Ainsi s’est développée l’alchimie taoïste, très populaire entre le XIe siècle et le XIVe siècle après J.-C., dans le but d’élaborer les règles de conduites pour maîtriser les ingrédients alchimiques et les exercices du souffle censés préserver la vie jusqu’à l’immortalité [9]. À titre d’exemple, la moine taoïste Hu Yin a composé au IXe siècle un ouvrage important mettant en relation la théorie des « cinq phases » ou cinq agents (bois, feu, terre, métal, eau) et l’entretien des cinq organes (foie, cœur, rate, poumons, reins). Ses analyses mêlant cosmologie Taoïste et médecine chinoise associent des exercices du corps, de respiration et des habitudes alimentaires en relation avec les cinq organes stimulés selon les cinq saisons de l’année [10]. On y trouve notamment des techniques de respiration qui sont transmises aujourd’hui dans la pratique du Qigong – discipline de « maîtrise/gong » du « souffle/qi » – et notamment le Qigong des six sons.

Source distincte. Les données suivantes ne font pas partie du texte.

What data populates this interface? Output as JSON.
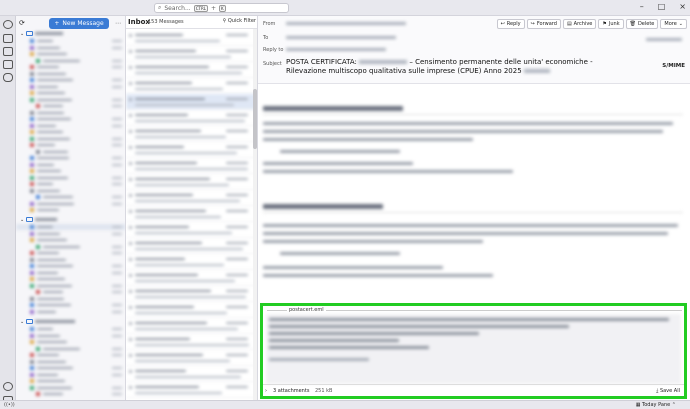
{
  "titlebar": {
    "search_placeholder": "Search...",
    "shortcut_mod": "CTRL",
    "shortcut_plus": "+",
    "shortcut_key": "K",
    "minimize": "–",
    "maximize": "□",
    "close": "×"
  },
  "folders": {
    "new_message": "New Message",
    "accounts": [
      "",
      "",
      ""
    ]
  },
  "list": {
    "title": "Inbox",
    "count": "153 Messages",
    "quick_filter": "Quick Filter"
  },
  "message": {
    "from_label": "From",
    "to_label": "To",
    "replyto_label": "Reply to",
    "subject_label": "Subject",
    "subject_prefix": "POSTA CERTIFICATA:",
    "subject_text": "– Censimento permanente delle unita' economiche - Rilevazione multiscopo qualitativa sulle imprese (CPUE) Anno 2025",
    "smime": "S/MIME",
    "toolbar": {
      "reply": "Reply",
      "forward": "Forward",
      "archive": "Archive",
      "junk": "Junk",
      "delete": "Delete",
      "more": "More"
    }
  },
  "attachment": {
    "filename": "postacert.eml",
    "count": "3 attachments",
    "size": "251 kB",
    "save_all": "Save All"
  },
  "status": {
    "today_pane": "Today Pane"
  },
  "colors": {
    "accent": "#3a7bd5",
    "highlight": "#22cc22"
  }
}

Aborder la notion de Qi dans son contexte historique et culturel ne pose a priori pas de problème. On comprend que l’on parle d’une cosmologie, un système d’interprétation du vivant propre à une culture, une géographie et une histoire donnée. La discussion devient plus délicate lorsqu’on aborde l’expérience du Qi en tant que phénomène vécu aujourd’hui ; car il ne s’agit plus seulement d’une théorie, mais d’une manière effective de percevoir et sentir le monde. Des travaux récents en anthropologie de la médecine ou des religions illustrent ces situations. Par exemple, Elisabeth Hsu décrit en détail les séances du Docteur Qiu dans la région du Yunnan. Celui-ci soigne ses patients à l’aide des différents traitements traditionnels comme l’acupuncture ou le Qigong. Le docteur n’utilise le traitement par Qigong que dans certains cas où il estime que son patient est réceptif à ce type de relation « énergétique » [11].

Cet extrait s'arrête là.